Residency location: Maatsuyker Island, 2009/10
Maatsuyker Island rises out of the ocean off the South West coast of Tasmania in the Wilderness World Heritage Area. On its southern tip stands Australia’s most Southerly light. Living on Maatsuyker is living on the edge.
Communication from remote Maatsuyker Island has always been difficult. Early keepers used the International Code of Maritime Signal Flags to signal to passing ships. Keepers like my dad were required to spend an hour a week practicing the code. Their wives, meanwhile, hung out the washing between showers and rushed to get it in when the wind got up. Reflecting on my own and my mum’s experience and that of the many women and children who lived on Maatsuyker Island, I have re-interpreted the Maritime Signal Flags in domestic textiles.
During the long summer days of my residency on Maatsuyker I carried a small visual diary everywhere I went – observing and recording. I sometimes sat for hours at a time, stitching and gazing out from my island eyrie.
Seafarers raise the ‘R’ flag to indicate that they have finished sending their signal and are ready to receive a message or ‘listen’. I had no phone, fax or radio on Maatsuyker and spent long days alone immersed in the island – listening. Like the light keepers and their families I had to make do with whatever I could find or had thought to take with me.

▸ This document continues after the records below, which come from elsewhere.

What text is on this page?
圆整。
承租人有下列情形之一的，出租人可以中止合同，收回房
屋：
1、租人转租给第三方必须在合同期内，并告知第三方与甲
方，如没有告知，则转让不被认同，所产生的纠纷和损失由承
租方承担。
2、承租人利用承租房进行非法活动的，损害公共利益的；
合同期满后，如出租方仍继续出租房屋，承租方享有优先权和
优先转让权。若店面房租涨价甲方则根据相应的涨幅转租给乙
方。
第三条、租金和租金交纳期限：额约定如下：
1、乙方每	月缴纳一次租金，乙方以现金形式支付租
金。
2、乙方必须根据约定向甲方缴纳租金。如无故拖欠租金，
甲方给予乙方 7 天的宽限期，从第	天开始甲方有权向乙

Light keepers on Maatsuyker Island took weather records every three hours. When radio contact became available the observations were converted to code and transmitted to Cape Bruny light station. Now the island caretakers are the weather observers. Their reports on ‘the state of the sea’ – the swell and the wind wave – are critical for the safety of seafarers. On the island I was stationary in a moving landscape of sea and sky.

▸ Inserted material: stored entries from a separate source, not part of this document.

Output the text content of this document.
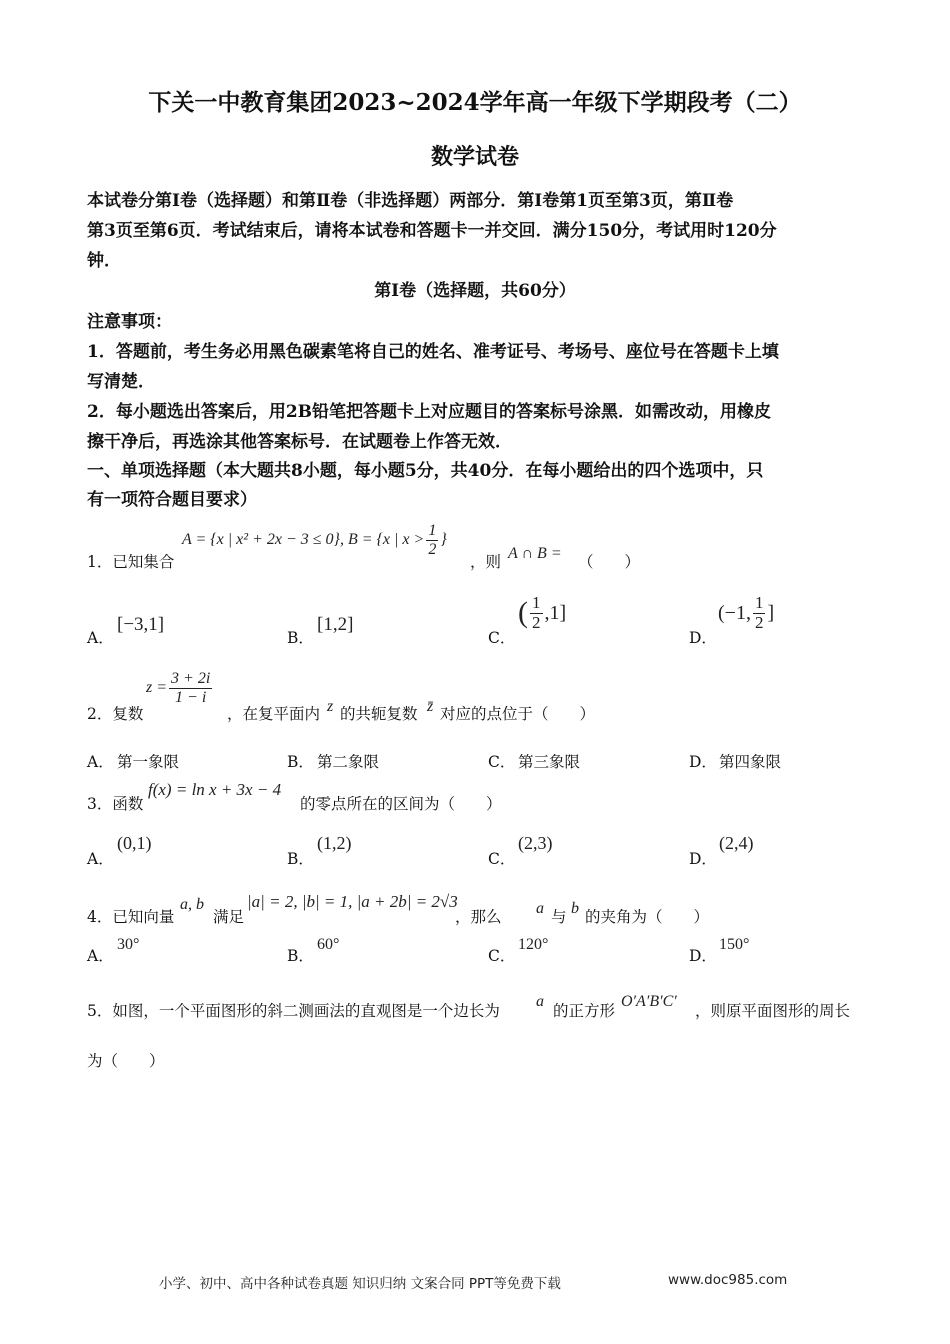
下关一中教育集团2023~2024学年高一年级下学期段考（二）
数学试卷
本试卷分第Ⅰ卷（选择题）和第Ⅱ卷（非选择题）两部分．第Ⅰ卷第1页至第3页，第Ⅱ卷
第3页至第6页．考试结束后，请将本试卷和答题卡一并交回．满分150分，考试用时120分
钟．
第Ⅰ卷（选择题，共60分）
注意事项：
1．答题前，考生务必用黑色碳素笔将自己的姓名、准考证号、考场号、座位号在答题卡上填
写清楚．
2．每小题选出答案后，用2B铅笔把答题卡上对应题目的答案标号涂黑．如需改动，用橡皮
擦干净后，再选涂其他答案标号．在试题卷上作答无效．
一、单项选择题（本大题共8小题，每小题5分，共40分．在每小题给出的四个选项中，只
有一项符合题目要求）
1．已知集合
A = {x | x² + 2x − 3 ≤ 0}, B = {x | $x > \frac{1}{2}$ }
，则 A ∩ B = （　　）
A．
[−3,1]
B．
[1,2]
C．
( $\frac{1}{2} ,1$]
D．
(−1, $\frac{1}{2}$ ]
2．复数
$z = \frac{3 + 2i}{1 - i}$
，在复平面内 z 的共轭复数 z̄ 对应的点位于（　　）
A． 第一象限	B． 第二象限	C． 第三象限	D． 第四象限
3．函数
f(x) = ln x + 3x − 4
的零点所在的区间为（　　）
A．
(0,1)
B．
(1,2)
C．
(2,3)
D．
(2,4)
4．已知向量
a, b
满足
|a| = 2, |b| = 1, |a + 2b| = 2√3
，那么 a 与 b 的夹角为（　　）
A．
30°
B．
60°
C．
120°
D．
150°
5．如图，一个平面图形的斜二测画法的直观图是一个边长为
a
的正方形
O′A′B′C′
，则原平面图形的周长
为（　　）
小学、初中、高中各种试卷真题 知识归纳 文案合同 PPT等免费下载	www.doc985.com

Gwen Egg is a textile, fibre and community artist with many years’ experience. She first visited Maatsuyker Island in the ‘60s and ‘70s when it was a fully manned lightstation and she was an adventurous teenager. She returned in the summer of 2009/10 through an Arts Tasmania funded Wilderness Residency. In 2012, with her partner, Marina, Gwen returned to Maatsuyker for six months as a volunteer caretaker for the Parks and Wildlife Service.